Tuesday, March 25, 2008

EL2 - OST

Hump Fortnight Special Edition! This one goes out to my dude Tyrion. Back in the day, a pinnacle of cinematic achievement known only as "Elias Lorenzo" was perpetrated upon an unsuspecting public. While the details remain hazy and possibly forever lost to time, this is the original soundtrack to the as yet unmade sequel "Elias Lorenzo 2." Meaning it's a little shorter on mixing and longer on funk instrumentals to score the imaginary scenes in my head (peep the ill shootout set to the Bar-Kays' version of "Hey Jude" son). Hope you still get a kick out of it.

DJ Educated Foot - Elias Lorenzo 2 OST

Thursday, March 20, 2008

No One Ever Really Something Something

After Monday night's show at the Vogue, N*E*R*D's third record, due out this summer, officially reached most anticipated status. From the new stuff they played, it sounds like they managed to break out of the slightly AOR-rut of Fly Or Die and got back to the sense of adventure that made In Search Of.. one of my favorite albums of all time (hopefully lead single "Everybody Nose" is just a bit of an outlier trifle). In fact, I would argue that in some ways In Search Of... was a fairly prescient album for the naughties, what with its obsessions with fame, sex, sex tapes, and politics, all of which are coalescing nicley as we near the end of the decade. In any case, I unfortunately wavered a bit on whether or not I really wanted to go, then thought WW22YOJDD? And I knew 22 year-old JD would have stopped at nothing to see this show. All in all, I was rewarded as these guys put on a heck of a show (Chad was even there in appropriately goofy sunglasses & hat), and the live version of "She Wants To Move" is the truth. To commemorate, here's my favorite N*E*R*D non-album track as their big hit "Maybe" gets remixed by funky-electro-space-pirates Sa-Ra Creative Partners. Now if the band had busted out this version, my mind would have truly been blown.

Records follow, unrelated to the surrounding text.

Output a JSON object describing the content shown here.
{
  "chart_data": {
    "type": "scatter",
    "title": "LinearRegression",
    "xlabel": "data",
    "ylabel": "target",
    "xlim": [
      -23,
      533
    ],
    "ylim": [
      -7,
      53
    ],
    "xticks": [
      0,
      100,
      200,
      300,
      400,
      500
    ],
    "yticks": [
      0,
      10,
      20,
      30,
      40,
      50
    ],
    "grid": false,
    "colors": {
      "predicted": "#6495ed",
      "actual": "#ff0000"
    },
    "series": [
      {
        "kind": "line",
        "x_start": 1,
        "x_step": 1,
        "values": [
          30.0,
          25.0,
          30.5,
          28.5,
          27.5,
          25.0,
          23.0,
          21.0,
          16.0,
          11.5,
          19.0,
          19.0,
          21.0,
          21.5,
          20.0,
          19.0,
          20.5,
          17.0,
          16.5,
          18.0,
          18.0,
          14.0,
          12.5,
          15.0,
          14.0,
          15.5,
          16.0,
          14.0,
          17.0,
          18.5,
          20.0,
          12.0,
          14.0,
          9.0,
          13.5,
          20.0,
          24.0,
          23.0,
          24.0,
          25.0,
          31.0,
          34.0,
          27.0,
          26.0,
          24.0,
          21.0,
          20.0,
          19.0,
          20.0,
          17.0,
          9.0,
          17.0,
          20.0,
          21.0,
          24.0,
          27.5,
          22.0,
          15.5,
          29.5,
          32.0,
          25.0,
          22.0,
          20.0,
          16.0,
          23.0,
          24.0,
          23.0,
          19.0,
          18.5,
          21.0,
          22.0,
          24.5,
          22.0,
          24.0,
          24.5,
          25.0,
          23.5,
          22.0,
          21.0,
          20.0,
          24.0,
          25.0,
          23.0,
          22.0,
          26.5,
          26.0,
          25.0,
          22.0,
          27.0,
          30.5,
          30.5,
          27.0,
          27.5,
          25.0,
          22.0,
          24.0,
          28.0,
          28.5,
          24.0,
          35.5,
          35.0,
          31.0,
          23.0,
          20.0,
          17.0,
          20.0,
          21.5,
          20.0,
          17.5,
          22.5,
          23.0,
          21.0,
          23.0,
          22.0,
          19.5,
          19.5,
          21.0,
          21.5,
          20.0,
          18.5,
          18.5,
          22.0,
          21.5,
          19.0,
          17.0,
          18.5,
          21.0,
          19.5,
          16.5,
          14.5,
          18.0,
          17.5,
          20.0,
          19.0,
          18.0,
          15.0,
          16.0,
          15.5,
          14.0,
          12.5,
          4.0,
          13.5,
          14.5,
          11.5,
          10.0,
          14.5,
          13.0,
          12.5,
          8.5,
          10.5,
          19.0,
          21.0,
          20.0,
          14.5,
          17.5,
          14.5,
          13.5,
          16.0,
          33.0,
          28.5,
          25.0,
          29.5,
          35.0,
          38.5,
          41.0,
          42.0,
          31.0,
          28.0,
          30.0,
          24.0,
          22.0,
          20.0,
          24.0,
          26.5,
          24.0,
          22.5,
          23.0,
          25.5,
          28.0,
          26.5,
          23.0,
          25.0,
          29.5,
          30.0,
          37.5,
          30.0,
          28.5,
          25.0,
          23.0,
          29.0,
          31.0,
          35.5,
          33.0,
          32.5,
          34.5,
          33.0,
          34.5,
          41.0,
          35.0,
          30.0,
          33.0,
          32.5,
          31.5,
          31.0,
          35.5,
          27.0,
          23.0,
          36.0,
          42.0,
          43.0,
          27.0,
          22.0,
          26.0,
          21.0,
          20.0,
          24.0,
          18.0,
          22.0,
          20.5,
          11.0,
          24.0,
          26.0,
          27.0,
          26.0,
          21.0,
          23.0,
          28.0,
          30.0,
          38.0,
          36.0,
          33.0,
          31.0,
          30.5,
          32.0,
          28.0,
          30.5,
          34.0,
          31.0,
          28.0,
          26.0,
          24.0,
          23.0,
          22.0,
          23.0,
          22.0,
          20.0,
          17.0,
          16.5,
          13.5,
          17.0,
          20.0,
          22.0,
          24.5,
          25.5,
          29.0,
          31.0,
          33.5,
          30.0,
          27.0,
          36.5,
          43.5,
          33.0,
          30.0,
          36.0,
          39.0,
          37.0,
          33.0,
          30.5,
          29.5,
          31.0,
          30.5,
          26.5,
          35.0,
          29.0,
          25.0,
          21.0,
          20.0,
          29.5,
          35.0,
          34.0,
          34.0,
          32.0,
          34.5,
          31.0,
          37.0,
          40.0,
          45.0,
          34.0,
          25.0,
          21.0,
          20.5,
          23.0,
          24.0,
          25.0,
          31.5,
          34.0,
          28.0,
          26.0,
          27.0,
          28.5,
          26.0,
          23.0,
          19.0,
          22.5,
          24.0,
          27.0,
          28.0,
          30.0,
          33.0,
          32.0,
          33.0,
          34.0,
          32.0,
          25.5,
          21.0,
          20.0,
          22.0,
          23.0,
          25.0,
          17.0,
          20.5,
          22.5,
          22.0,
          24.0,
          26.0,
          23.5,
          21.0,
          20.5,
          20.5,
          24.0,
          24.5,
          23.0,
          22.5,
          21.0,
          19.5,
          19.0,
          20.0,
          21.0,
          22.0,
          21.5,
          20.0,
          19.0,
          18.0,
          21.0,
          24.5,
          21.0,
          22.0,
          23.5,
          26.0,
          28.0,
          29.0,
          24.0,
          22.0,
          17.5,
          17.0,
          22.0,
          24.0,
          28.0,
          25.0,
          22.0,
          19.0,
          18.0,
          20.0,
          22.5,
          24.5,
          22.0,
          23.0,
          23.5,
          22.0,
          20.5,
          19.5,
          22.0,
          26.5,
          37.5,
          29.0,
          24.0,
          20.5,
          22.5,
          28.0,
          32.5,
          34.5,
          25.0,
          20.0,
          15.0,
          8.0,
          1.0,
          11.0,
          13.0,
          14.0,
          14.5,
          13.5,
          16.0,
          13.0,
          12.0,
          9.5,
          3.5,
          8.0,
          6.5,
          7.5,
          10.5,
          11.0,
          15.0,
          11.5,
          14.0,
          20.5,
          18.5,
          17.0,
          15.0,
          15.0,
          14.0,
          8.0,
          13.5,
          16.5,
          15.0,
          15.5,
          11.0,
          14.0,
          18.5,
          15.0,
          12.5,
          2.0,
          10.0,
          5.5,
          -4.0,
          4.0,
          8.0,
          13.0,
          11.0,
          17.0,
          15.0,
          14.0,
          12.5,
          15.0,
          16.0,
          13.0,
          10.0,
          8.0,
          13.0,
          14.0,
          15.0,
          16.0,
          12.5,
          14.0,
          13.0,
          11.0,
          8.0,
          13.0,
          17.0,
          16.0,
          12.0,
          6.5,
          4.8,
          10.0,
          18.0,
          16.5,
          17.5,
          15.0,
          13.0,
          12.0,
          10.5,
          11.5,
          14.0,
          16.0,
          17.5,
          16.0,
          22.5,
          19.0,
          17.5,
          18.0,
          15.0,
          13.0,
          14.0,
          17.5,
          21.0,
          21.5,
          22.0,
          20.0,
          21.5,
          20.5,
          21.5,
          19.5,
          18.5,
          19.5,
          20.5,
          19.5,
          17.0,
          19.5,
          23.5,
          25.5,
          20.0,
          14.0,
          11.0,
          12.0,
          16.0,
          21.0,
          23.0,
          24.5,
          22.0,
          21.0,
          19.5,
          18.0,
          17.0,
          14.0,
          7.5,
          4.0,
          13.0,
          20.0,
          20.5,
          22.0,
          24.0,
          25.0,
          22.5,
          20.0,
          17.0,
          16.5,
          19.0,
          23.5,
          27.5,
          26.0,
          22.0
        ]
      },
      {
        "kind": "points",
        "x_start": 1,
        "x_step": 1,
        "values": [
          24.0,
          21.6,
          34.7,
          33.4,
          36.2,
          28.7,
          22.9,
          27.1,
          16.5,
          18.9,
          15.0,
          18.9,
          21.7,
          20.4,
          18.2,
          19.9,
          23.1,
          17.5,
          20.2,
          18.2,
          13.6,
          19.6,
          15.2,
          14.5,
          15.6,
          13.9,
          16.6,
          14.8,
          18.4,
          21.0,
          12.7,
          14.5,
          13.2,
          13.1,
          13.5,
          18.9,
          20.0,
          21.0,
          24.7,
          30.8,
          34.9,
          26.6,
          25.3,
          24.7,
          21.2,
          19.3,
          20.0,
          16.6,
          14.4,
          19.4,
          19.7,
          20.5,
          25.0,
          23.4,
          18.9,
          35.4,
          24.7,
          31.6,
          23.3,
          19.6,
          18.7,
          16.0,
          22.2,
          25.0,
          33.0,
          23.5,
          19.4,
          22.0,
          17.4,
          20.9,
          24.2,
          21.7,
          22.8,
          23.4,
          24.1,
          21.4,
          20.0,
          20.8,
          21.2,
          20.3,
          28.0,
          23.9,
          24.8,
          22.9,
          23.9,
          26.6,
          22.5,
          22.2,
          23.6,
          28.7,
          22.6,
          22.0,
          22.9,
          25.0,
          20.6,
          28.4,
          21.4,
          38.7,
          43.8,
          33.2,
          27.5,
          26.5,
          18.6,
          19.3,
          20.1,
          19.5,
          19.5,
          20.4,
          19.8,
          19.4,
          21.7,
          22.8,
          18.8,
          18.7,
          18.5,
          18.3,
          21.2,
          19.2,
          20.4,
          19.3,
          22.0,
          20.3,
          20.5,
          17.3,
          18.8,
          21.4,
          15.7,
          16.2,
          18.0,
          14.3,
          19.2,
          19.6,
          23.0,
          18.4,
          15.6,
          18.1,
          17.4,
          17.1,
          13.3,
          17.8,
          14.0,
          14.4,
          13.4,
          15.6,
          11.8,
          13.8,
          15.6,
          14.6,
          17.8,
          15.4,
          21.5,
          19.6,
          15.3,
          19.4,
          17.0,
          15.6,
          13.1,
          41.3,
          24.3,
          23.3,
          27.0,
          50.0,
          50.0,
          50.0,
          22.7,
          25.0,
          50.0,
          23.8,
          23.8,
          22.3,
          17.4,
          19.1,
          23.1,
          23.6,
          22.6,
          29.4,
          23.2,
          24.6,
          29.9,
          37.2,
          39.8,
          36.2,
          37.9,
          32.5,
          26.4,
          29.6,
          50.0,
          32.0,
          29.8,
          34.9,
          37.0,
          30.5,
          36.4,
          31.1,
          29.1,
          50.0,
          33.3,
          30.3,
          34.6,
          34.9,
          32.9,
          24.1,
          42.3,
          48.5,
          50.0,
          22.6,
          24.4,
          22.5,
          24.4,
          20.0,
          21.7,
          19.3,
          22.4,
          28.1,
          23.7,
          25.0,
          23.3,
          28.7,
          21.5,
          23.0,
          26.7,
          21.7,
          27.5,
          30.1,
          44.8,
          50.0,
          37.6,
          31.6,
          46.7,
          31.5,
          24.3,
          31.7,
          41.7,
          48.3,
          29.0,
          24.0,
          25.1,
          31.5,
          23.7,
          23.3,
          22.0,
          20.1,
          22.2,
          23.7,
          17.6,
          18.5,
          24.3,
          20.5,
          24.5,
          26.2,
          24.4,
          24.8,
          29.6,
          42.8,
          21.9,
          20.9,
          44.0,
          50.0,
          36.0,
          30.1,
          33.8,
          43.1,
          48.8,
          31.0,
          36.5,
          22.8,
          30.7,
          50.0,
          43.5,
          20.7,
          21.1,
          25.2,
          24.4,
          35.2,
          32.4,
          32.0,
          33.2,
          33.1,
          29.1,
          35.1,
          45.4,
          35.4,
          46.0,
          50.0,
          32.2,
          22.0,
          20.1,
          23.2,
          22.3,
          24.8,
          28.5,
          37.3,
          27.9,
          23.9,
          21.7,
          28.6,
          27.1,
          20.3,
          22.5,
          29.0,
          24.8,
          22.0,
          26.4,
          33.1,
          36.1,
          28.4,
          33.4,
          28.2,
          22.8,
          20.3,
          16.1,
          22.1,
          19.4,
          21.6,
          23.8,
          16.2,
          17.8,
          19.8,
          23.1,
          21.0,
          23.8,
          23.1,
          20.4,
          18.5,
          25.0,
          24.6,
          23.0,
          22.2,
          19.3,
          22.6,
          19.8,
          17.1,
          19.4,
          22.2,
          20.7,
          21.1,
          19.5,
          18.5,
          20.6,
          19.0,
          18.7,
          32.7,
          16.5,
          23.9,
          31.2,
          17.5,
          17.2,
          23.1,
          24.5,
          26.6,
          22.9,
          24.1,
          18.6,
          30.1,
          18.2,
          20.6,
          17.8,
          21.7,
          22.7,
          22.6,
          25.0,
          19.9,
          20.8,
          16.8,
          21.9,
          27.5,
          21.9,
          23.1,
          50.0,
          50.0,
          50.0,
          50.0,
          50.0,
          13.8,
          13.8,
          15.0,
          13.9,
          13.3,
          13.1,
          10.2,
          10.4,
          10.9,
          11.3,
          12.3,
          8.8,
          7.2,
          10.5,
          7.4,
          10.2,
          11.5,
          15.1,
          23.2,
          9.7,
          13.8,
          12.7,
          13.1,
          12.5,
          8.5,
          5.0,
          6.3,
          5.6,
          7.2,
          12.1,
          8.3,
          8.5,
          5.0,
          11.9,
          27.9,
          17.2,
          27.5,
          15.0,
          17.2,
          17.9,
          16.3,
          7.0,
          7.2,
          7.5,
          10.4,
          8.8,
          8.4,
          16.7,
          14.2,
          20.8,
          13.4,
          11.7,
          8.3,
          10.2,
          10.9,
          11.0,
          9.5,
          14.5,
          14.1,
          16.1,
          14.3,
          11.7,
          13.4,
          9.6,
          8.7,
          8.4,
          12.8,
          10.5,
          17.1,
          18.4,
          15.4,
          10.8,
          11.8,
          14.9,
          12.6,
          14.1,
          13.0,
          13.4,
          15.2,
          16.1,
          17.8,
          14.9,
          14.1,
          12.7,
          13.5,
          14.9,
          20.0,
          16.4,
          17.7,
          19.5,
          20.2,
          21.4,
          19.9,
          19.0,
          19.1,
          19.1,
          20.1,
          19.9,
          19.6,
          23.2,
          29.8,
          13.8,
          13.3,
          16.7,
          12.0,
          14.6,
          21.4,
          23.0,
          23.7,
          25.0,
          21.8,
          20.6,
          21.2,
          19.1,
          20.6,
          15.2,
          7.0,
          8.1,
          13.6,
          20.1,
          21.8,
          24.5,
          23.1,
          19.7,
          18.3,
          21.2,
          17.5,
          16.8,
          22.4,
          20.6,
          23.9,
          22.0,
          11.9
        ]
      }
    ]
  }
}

N*E*R*D - Maybe (Sa-Ra Remix)

Monday, March 17, 2008

It was acceptable in the 80's

So I followed my curiousity and got burnt. But who could blame me? It sounded so promising; a strange, almost homemade looking record promising disco songs about trains with five guitars??!!! How could such a thing exist? And what in God's name does it sound like?

Overwhelmed by an insatiable need for answers to these questions I purchased the LP. Tony Rizzi and Disco Pacific? Oh, how you have let me down. Not only do you fail to utilize the FIVE guitars to add any muscle to your sound, you essentially made a record of smoove-disco-jazz, and not even something as promising as that sounds. But the most vile of your sins is even more simple and insidious - you made a boring record.

Fortunately, as a good record buyer should, I hedged my bets. I went with the closest thing I could find to a sure shot - Soft Cell's Tainted Love/Where Did Our Love Go? 12" and the lure of its 9 minute "Tainted Dub." Bingo! (see results below) And then there was the longshot; the band simply called Wah!, the record less simply called Nah=Poo-The Art of Bluff. Oh yes, this was the proverbial ticket. A surprisingly solid post-punk record, perfectly sequenced and solid throughout. I've shared my favorite track below - it's a little bit average for the first three minutes but then it gets all synth + beat = magic at the end. What did these records have in common? A decade that I am realizing I may have unjustly overlooked in previous record buying excursions - the 80's.

Soft Cell - Tainted Dub

Wah! - The Death of Wah!

Monday, March 10, 2008

I'm losing my patience, I just came here to bounce

New mix time. Creatively retitled Hump Fortnight (I waive any pretense this is a weekly mix series, and am now aiming for twice a month in a quality-over-quantity based decision), this mix is your soundtrack to woozy spring nights, with a gooey, cosmic-nougat middle sandwiched by some more pop leaning stuff (as in the songs have vocals). All in all, not a bad little mix. Plus I got to feature the song for my favorite video I've seen in a long time. Also, it's got a band called Shit Robot.